Le maggiorazioni contributive sono davvero molte
Ma non ci sono solo invalidi e madri a godere di trattamenti vantaggiosi come lo sono le agevolazioni delle maggiorazioni. L’articolo n° 18 della legge 153 del 1969 per esempio, tratta di maggiorazioni per i lavoratori addetti alle cave, alle miniere e simili. Questi lavoratori in virtù di quella legge possono godere, se hanno svolto almeno 15 anni di lavoro sotterraneo, una maggiorazione fino a 5 anni.
Invalidi, un anno di lavoro vale di più se svolto dopo il verbale della Commissione
Ciechi, sordomuti o invalidi in genere possono godere della maggiorazione prevista dalla legge n° 388 del 2000.Per costoro, vale la regola prevista dall’articolo n° 8 comma 3 di quella legge che stabilisce un bonus di 2 mesi di contributi aggiuntivi ogni anno di lavoro svolto dopo il riconoscimento dell’invalidità. E fino ad un massimo di 5 anni. In questo caso il bonus contributivo vale anche per la misura della prestazione, perché garantisce un trattamento economico più alto. In qualsiasi caso le maggiorazioni contributive non sono automatiche.
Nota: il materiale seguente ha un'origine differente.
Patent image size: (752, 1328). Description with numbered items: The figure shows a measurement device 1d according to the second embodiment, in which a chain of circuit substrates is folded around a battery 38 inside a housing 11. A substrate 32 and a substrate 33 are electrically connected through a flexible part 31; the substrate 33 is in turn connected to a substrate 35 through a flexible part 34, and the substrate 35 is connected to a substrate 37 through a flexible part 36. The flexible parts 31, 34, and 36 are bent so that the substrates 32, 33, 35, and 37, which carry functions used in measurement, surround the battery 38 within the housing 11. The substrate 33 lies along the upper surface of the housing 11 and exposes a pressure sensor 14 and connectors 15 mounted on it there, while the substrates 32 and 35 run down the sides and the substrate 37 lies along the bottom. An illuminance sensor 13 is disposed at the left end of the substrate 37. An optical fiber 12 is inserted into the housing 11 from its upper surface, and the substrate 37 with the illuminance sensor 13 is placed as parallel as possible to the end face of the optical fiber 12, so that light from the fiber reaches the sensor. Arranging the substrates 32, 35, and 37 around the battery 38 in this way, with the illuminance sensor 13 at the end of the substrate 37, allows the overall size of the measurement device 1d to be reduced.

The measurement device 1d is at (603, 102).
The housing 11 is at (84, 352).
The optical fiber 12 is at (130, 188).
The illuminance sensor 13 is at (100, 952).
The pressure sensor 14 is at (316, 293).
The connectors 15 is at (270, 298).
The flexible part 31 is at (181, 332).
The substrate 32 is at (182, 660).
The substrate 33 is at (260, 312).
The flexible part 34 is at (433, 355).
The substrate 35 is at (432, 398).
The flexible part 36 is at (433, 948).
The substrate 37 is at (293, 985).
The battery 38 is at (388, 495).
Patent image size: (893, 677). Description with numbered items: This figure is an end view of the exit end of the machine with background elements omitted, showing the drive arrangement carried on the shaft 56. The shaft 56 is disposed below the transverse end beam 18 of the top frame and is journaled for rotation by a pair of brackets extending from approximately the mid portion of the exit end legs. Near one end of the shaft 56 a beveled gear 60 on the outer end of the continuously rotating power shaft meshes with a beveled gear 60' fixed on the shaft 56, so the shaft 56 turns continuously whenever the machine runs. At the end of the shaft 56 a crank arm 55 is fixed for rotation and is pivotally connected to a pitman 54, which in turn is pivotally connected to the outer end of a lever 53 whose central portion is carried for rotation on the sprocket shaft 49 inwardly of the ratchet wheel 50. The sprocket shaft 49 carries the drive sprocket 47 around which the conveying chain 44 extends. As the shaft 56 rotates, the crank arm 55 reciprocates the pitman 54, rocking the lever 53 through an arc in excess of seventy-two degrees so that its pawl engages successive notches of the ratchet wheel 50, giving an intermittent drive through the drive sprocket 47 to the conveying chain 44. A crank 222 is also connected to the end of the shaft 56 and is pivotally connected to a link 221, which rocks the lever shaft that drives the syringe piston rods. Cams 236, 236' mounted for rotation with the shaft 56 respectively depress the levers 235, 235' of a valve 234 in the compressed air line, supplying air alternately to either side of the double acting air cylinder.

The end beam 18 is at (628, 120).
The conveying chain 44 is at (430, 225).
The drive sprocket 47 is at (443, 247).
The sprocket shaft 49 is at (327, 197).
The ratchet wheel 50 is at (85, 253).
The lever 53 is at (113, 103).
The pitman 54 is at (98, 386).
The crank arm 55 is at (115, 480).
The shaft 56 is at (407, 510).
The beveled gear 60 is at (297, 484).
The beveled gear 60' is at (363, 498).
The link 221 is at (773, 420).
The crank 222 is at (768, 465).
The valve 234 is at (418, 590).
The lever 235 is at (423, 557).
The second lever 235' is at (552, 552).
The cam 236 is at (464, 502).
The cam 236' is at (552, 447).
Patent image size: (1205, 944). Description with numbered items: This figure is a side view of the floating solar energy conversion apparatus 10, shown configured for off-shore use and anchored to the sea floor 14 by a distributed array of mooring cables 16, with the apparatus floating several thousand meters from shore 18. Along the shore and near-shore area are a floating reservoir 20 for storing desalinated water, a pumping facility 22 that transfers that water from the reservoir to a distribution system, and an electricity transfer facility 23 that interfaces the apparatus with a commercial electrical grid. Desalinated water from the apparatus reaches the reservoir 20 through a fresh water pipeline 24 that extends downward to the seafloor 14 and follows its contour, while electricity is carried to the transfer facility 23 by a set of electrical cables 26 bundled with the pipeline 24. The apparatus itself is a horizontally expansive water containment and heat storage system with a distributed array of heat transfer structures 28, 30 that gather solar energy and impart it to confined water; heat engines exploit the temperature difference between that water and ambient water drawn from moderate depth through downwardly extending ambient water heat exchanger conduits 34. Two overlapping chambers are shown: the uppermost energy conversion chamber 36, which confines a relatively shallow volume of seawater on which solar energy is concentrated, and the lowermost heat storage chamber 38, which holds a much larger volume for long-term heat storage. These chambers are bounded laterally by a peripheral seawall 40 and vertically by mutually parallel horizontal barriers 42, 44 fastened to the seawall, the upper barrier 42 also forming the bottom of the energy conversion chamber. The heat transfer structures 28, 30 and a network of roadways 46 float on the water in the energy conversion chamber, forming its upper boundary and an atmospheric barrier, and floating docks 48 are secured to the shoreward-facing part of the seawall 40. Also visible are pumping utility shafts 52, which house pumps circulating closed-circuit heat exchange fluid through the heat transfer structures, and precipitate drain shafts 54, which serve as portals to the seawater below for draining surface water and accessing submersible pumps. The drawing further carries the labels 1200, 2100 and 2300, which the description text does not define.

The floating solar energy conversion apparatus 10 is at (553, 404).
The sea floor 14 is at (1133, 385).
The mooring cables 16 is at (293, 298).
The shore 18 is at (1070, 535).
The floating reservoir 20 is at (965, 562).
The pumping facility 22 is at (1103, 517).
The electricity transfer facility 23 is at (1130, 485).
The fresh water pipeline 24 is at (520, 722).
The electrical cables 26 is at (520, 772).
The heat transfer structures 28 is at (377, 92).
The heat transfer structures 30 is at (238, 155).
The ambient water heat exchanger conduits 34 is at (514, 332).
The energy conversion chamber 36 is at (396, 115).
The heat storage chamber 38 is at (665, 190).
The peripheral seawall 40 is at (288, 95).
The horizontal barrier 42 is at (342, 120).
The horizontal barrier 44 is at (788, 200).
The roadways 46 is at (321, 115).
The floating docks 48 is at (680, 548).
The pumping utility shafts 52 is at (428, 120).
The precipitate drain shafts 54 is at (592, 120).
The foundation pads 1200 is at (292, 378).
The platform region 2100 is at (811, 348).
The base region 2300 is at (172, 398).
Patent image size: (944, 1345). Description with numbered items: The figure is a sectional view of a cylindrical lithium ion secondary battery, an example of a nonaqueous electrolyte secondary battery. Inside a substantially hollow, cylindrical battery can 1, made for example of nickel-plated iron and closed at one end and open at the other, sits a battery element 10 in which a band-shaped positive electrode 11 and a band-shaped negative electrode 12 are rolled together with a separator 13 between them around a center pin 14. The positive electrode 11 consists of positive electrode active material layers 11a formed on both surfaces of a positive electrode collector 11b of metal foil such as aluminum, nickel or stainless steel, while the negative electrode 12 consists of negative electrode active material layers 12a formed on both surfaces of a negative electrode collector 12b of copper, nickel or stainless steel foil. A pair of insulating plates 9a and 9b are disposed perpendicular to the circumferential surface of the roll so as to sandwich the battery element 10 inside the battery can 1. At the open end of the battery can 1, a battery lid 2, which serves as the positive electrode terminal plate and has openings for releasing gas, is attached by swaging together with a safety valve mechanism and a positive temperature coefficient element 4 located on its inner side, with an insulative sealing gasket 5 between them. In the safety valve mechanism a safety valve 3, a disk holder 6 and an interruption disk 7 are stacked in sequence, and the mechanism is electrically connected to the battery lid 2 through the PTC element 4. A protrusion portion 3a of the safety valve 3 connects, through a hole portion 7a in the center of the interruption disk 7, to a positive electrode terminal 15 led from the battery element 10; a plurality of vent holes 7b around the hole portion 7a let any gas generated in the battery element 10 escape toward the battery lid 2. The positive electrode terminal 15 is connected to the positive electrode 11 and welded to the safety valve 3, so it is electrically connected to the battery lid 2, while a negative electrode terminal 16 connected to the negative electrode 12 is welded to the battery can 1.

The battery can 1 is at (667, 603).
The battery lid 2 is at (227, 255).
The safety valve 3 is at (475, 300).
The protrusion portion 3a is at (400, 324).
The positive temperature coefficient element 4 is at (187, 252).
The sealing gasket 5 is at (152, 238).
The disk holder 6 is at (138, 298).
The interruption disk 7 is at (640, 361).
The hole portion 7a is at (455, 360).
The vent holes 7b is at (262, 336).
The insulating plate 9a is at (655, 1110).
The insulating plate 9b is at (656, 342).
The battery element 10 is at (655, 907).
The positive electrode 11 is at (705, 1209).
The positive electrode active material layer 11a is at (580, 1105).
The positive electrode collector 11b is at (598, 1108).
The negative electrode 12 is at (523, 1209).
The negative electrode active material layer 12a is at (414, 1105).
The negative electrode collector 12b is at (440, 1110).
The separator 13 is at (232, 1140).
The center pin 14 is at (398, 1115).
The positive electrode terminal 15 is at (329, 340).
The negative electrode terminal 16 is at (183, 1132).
L’INPS infatti pretende domanda da parte del diretto interessato. Naturalmente la domanda non deve essere per forza di cose preventiva, perché può essere effettuata contestualmente alla presentazione della domanda di pensione. Gli interessati possono farsi assistere da un Patronato per l’espletamento della pratica. In alternativa sono validi i canali telematici accessibili mediante l’utilizzo delle credenziali di accesso SPID, CIE o CNS. E naturalmente collegandosi al sito istituzionale dell’Istituto Nazionale di previdenza Sociale Italiano (inps.it) accedendo all’area personale del cittadino.
Anticipo pensione per le madri lavoratrici
Non si può parlare di maggiorazione contributiva convenzionale per quella che riguarda determinate lavoratrici. Infatti ci sono misure di favore per le donne in base ai figli avuti. Ma non prevedono contribuzione aggiuntiva di quella effettiva come le altre maggiorazioni convenzionali prima citate. Non c’è accredito di contributi figurativi per le madri lavoratrici che rientrano nel sistema contributivo. Ma non mancano aiuti. Parliamo di lavoratrici che hanno iniziato la carriera ed i versamenti previdenziali dopo il 1996. Per queste lavoratrici che hanno avuto figli nella loro vita, esiste una agevolazione sulla pensione di vecchiaia ordinaria.
Infatti ogni figlio avuto sconta 4 mesi sull’età anagrafica che per esempio, nel 2023 è pari a 67 anni. Il limite massimo è di 12 mesi, naturalmente appannaggio di chi ha avuto 3 o più figli. Chi non è interessata all’anticipo, può godere, sempre in base a questa maggiorazione, una pensione più elevata. Perché si può maggiorare il coefficiente di trasformazione della pensione utilizzato. E per chi ha avuto 3 o più figli, l’uscita a 67 anni permette di calcolare la pensione utilizzando il coefficiente dei 68 anni.
Anche opzione donna ha le sue maggiorazioni?
Stesso discorso e stesse agevolazioni per la nuova versione di Opzione Donna. Per le lavoratrici che hanno avuto un figlio, l’età di uscita che è fissata a 60 anni (con 35 anni di contributi almeno) per Opzione Donna 2023, scende a 59 anni. Con due o più figli scende a 58 anni. Ma solo per invalide e caregiver, che sono due delle quattro tipologie di lavoratrici (disoccupate e assunte in aziende in crisi le altre due che possono uscire a 58 anni a prescindere dai figli avuti, nda) a cui Opzione Donna 2023 si applica.